По какому-то случаю цех петербургских каменщиков поднес императору в подарок 9 тысяч червонцев, а тот, желая порадовать сестру, отправил к ней деньги с одним из придворных. Но посланный встретился с Меншиковым, который, узнав в чем дело, заметил: “Государь еще очень молод и не знает, на что следует употреблять деньги; отнесите их ко мне, я увижусь с государем и поговорю с ним”. На другое утро великая княжна Наталья по обыкновению пришла навестить брата. Узнав, что она не получила подарка и что его отнял у посланного Меншиков, Петр пришел в страшный гнев. Он немедленно послал за князем и с необыкновенной запальчивостью закричал на него, как смел он помешать исполнению его приказания? Не привыкший к такому обращению, князь был поражен, как громом. Однако он быстро оправился и отвечал, что ввиду известного недостатка в деньгах в государстве и истощения казны он намеревался сегодня же представить проект более полезного употребления этих денег. Но мальчика, понятно, такой ответ не успокоил. Топнув ногой, он вскричал: “Я научу тебя, что я император и что мне надо повиноваться!” И с этими словами повернулся к князю спиной и ушел. Меншиков пошел за ним и так долго упрашивал его, что Петр, еще не привыкший к подобным выходкам, наконец, смягчился и простил его.
Но первый шаг к освобождению уже сделан. Юный император окончательно почувствовал свою силу. В самом деле, с какой стати он будет слушаться человека, который испугался одного его окрика, с какой стати он слушался его до сих пор? Он действительно покажет всем, что император он, а не этот выскочка.
К несчастью для Меншикова, последний скоро после этого опасно заболел. Старая болезнь, чахотка, разыгралась с особенной силой; у него появилось сильнейшее кровохарканье, лихорадка. Готовясь к смерти, он написал императору прекрасное наставительное письмо, в котором указывал ему на его обязанности относительно России, “этой недостроенной машины”, увещевал слушаться Остермана и министров; написал и к членам Верховного Тайного Совета, поручая им свою семью.
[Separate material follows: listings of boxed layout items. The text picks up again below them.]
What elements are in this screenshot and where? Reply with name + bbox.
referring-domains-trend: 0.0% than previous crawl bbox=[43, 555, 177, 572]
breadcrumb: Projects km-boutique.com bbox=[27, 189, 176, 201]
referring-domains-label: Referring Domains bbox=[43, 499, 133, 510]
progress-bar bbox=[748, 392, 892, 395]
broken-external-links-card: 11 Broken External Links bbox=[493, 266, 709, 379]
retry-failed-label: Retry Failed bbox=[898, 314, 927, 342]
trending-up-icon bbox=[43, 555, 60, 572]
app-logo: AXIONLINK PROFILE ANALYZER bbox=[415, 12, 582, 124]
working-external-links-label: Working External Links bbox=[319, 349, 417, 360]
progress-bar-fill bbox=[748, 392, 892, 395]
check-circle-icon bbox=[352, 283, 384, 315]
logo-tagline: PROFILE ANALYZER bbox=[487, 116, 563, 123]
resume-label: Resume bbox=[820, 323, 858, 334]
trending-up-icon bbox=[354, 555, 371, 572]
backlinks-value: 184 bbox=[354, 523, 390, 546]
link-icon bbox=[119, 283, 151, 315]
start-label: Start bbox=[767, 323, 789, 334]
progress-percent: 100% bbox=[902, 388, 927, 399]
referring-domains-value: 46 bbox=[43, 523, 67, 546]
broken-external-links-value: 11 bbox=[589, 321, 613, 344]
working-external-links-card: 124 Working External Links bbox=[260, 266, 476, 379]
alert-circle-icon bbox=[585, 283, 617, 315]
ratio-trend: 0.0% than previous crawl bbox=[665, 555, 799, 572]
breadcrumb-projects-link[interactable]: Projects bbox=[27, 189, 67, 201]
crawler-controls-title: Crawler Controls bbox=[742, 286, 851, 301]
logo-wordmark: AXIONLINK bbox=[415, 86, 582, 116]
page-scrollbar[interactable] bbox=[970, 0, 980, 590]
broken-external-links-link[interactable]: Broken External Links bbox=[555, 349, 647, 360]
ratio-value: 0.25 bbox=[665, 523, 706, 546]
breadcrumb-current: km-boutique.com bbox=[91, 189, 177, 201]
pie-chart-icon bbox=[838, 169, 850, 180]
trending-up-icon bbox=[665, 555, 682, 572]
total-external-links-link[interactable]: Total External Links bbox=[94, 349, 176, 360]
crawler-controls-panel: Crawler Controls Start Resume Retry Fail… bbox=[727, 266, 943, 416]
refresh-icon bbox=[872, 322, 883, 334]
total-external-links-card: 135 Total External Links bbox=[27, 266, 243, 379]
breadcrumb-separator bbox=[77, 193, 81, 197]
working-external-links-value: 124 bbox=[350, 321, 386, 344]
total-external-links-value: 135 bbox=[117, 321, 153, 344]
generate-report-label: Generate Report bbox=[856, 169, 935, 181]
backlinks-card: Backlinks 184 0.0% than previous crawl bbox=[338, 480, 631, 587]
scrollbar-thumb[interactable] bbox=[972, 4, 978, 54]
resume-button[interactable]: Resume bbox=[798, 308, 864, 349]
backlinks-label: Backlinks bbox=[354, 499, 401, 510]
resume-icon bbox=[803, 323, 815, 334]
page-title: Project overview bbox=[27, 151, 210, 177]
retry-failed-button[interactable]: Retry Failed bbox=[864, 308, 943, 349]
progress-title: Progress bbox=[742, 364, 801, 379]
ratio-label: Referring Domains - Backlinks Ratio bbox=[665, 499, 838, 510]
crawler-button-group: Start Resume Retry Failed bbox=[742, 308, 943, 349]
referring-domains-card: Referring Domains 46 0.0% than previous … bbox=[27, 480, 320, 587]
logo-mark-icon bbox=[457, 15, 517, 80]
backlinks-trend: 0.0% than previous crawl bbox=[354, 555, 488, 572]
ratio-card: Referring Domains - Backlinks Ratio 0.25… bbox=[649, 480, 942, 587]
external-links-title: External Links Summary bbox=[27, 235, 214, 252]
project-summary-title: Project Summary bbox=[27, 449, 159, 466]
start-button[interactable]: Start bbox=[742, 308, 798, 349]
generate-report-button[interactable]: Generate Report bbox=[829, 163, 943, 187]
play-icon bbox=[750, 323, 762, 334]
Меншиков оправился, но болезнь уже сделала свое дело. Петр, очутившись на свободе, окончательно вышел из-под его влияния. Пользуясь этой свободой, никем не удерживаемый, он по целым дням предавался своим любимым развлечениям в компании Долгоруких. Между тем, Меншиков, выздоровев, опять принялся школить его, читать нотации. Он запрещает царскому камердинеру расходовать деньги без своего разрешения, не велит исполнять приказания императора или сестры его без предварительного себе доклада. Император выпрашивает у него 500 червонцев и дарит их сестре. Меншиков велит отнять их у великой княжны. Такие мелкие стеснения особенно чувствительны: тем более они обидны и невыносимы теперь, когда мальчик успел уже вкусить свободы.
Но Меншиков, по-видимому, совсем не сознает своей неосторожности, не замечает надвигающейся грозы. Уверенный в своем могуществе, в своем неотразимом влиянии на императора, до сих пор, несмотря на все свои вспышки, наружно смирявшегося перед ним, он спокойно и беззаботно оставляет его на руках своих врагов в Петергофе, а сам с семейством уезжает отдохнуть после болезни в любимый свой Ораниенбаум. Он все еще доверяет хитрому Остерману, который, будучи обязан давать ему отчет в поведении своего воспитанника, не забывает в каждом письме уверять его “высококняжескую светлость” в своей преданности и неизменном расположении императора. Последний, уже наученный своими любимцами, Долгорукими и Остерманом, скрывать свои чувства и замыслы, приписывает по-прежнему “любительные поклоны”.
Только 26 августа, в день именин великой княжны Натальи, Меншиков начинает прозревать опасность. Он видит, что Остерман обманывал его, обнадеживая насчет чувств императора. Как только князь начинал говорить с ним, Петр поворачивался к нему спиной, не обращал никакого внимания на его поклоны и был очень доволен, что мог унижать его. “Смотрите, – сказал он одному из придворных, – разве я не начинаю вразумлять его?” На невесту он также не обращал никакого внимания.
Меншиков внутренне бесится, но еще не сознает, как велика опасность. Придворные по-прежнему раболепствуют перед ним, в Верховном Тайном Совете его слово равняется закону; не сегодня-завтра он надеется вернуть и утраченную милость императора. В Ораниенбауме 3 сентября назначено освящение новой его церкви; на это торжество приглашен и император. Но враги боятся, чтобы между ним и князем не произошло примирения, и в последнюю минуту уговаривают Петра не ехать под предлогом нездоровья. Меншиков при этом случае, как рассказывают некоторые, совершает новую неосторожность: во время церемонии он садится на место, приготовленное для императора. Об этом, конечно, доносится, куда следует, с приличными комментариями.